Premier prix du jury à la 41e édition du festival de Deauville, 99 Homes avait effectivement tout pour plaire : sujet certes déjà traité mais toujours actuel, casting excellent (Andrew Garfield, l'excellent Michael Shannon et même Laura Dern), étiquette "drame social indépendant", un trio visiblement gagnant. Mais loin de rester un film "indé" type Sundance de plus et de se cantonner à réutiliser des gimmicks qui commencent légèrement à lasser, 99 Homes propose une vraie réflexion comme valeur ajoutée à un drame efficace.
La plus grande force du film de Ramin Bahrani, c'est en fait de palier très rapidement au risque de misérabilisme dû au sujet du métrage en faisant évoluer son scénario vers quelque chose de plus nuancé, et donc plus intéressant.

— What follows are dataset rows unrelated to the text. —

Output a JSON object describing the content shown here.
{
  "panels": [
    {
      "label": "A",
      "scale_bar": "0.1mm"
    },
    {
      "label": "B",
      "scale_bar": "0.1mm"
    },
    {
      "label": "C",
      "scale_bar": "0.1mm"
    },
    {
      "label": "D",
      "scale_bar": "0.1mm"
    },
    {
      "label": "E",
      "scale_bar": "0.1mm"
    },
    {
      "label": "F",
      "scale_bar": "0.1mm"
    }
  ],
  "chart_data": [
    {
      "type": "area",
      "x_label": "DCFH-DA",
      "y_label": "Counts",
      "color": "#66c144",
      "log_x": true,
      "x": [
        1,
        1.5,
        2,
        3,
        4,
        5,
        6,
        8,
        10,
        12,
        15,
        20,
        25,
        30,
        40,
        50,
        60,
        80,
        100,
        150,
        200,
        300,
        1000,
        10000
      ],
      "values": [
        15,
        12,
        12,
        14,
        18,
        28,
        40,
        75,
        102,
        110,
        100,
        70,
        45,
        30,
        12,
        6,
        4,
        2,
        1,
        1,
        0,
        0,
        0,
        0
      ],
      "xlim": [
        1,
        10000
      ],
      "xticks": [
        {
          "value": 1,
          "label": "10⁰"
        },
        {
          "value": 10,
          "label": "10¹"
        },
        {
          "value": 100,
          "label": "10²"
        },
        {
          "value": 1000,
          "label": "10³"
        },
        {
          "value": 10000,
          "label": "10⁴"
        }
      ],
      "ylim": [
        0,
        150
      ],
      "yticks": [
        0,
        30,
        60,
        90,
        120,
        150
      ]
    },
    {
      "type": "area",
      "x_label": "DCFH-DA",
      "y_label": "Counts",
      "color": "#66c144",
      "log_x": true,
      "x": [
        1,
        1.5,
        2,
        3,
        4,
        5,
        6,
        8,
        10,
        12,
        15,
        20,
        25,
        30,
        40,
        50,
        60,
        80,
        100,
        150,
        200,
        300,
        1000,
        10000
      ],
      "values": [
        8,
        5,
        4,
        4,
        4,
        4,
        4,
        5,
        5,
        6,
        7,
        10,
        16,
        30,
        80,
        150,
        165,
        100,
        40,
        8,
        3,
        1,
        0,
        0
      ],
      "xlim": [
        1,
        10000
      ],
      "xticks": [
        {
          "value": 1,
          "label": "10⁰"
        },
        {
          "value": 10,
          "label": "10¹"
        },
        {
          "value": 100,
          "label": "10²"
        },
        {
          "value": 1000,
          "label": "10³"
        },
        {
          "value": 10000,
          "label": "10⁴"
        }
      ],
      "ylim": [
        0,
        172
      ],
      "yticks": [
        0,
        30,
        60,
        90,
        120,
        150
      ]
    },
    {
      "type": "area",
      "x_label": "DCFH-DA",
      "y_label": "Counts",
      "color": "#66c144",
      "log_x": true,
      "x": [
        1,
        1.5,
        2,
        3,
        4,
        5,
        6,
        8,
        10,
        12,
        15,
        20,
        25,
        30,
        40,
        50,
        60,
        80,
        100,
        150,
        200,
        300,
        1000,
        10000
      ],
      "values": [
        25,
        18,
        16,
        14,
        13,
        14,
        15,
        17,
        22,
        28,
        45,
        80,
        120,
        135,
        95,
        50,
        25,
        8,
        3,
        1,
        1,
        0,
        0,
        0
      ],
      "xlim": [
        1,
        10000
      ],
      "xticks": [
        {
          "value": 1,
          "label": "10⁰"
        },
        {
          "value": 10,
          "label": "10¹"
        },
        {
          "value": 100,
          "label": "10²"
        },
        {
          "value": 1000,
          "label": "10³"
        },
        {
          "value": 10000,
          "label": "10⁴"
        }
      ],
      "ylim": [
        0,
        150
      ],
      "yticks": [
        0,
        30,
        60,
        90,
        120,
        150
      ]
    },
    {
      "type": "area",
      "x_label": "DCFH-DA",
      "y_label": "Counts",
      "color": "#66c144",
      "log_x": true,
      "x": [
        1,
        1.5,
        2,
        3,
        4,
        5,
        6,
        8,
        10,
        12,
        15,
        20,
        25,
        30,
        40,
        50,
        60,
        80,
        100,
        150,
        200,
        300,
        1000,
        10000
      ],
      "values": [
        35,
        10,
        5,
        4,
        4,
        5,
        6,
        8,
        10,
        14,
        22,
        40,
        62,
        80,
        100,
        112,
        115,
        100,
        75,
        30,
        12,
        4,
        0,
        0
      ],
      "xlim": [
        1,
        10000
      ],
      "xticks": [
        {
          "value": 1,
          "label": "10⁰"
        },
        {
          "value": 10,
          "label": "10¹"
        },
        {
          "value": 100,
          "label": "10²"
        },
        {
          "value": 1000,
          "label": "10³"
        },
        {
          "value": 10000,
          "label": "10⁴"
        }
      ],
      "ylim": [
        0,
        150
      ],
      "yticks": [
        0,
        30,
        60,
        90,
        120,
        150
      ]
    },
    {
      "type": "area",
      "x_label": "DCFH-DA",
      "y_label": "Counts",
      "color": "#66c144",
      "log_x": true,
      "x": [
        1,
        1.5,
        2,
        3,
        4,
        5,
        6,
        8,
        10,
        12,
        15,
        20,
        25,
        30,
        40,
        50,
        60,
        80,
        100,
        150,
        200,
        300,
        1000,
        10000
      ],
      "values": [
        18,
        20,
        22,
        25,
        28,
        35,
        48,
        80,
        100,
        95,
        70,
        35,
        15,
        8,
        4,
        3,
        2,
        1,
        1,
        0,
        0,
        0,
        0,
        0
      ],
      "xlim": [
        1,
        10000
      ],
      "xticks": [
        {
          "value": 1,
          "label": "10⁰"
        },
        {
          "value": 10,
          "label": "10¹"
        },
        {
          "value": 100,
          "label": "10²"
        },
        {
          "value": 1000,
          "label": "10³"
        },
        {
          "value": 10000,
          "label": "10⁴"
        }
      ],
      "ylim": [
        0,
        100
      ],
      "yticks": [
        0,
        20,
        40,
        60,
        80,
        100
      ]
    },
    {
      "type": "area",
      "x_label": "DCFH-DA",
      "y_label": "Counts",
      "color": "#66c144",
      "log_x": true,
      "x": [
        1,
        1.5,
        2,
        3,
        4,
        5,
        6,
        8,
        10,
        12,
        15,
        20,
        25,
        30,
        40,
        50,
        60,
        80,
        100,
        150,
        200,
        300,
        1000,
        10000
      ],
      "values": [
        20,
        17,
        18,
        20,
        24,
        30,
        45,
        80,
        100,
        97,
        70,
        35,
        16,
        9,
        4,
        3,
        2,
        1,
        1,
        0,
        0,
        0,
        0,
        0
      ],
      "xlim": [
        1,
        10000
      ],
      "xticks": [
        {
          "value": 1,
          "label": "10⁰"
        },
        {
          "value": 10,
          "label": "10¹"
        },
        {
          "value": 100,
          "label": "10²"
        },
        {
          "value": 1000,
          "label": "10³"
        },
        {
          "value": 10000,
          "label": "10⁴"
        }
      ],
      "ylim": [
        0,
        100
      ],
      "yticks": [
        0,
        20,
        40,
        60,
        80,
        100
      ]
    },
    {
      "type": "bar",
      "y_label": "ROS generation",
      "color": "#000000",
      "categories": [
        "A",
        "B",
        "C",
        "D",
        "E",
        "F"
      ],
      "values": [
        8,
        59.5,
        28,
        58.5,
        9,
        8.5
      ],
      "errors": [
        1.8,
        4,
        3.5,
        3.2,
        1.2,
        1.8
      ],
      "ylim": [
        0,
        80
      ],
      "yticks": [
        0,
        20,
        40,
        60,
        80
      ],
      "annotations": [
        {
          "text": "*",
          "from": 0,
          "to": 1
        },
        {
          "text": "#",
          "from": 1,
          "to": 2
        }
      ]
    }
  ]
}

En effet, l'habituel conflit "expulsé contre expulseur" est ici déplacé vers un dilemme moral, un questionnement vis-à-vis du comportement à avoir face à une telle situation de crise. De quel côté vaut-il mieux être ? Une meilleure vie vaut-elle le coup quand elle demande de se retourner contre ses propres valeurs et sa solidarité ?
Ces questionnements sont principalement mis en scène avec le duo Andrew Garfield/Michael Shannon, non pas dans le sens de deux idéologies qui se confrontent mais plutôt deux issues à un même désir de s'en sortir face aux aléas de la vie. Deux faces d'une même idéologie. En tout cas, les deux interprètes sont tout du long excellents et rendent attachants des personnages qui auraient pu ne pas l'être, surtout celui de Shannon.
Ce drame social n'évite pas toujours quelques facilités, quelques passages obligés qui semblaient trop évidents pour ne pas être traités, mais Ramin Bahrani donne toujours de la force à ses images et ses personnages, de sorte que jamais les situations ne semblent forcées, ne sonnent faux. Dans la forme, on ne peut d'ailleurs pas vraiment dire que la mise en scène brille d'originalité, elle est même globalement assez plate. Cela dit, on ne peut décemment pas négliger sa belle fonction d'appui du scénario, grâce à un montage harmonieux, jamais racoleur et rendant justice à chaque personnage.
99 Homes n'est certes pas le film le plus original ou le plus bouleversant du festival de cette année 2015, mais il est loin d'être le moins intéressant. Divertissant, généreux en émotion et donnant matière à réfléchir, voici trois qualités qui sont largement à la hauteur de ce qui donnait envie de le voir à la base.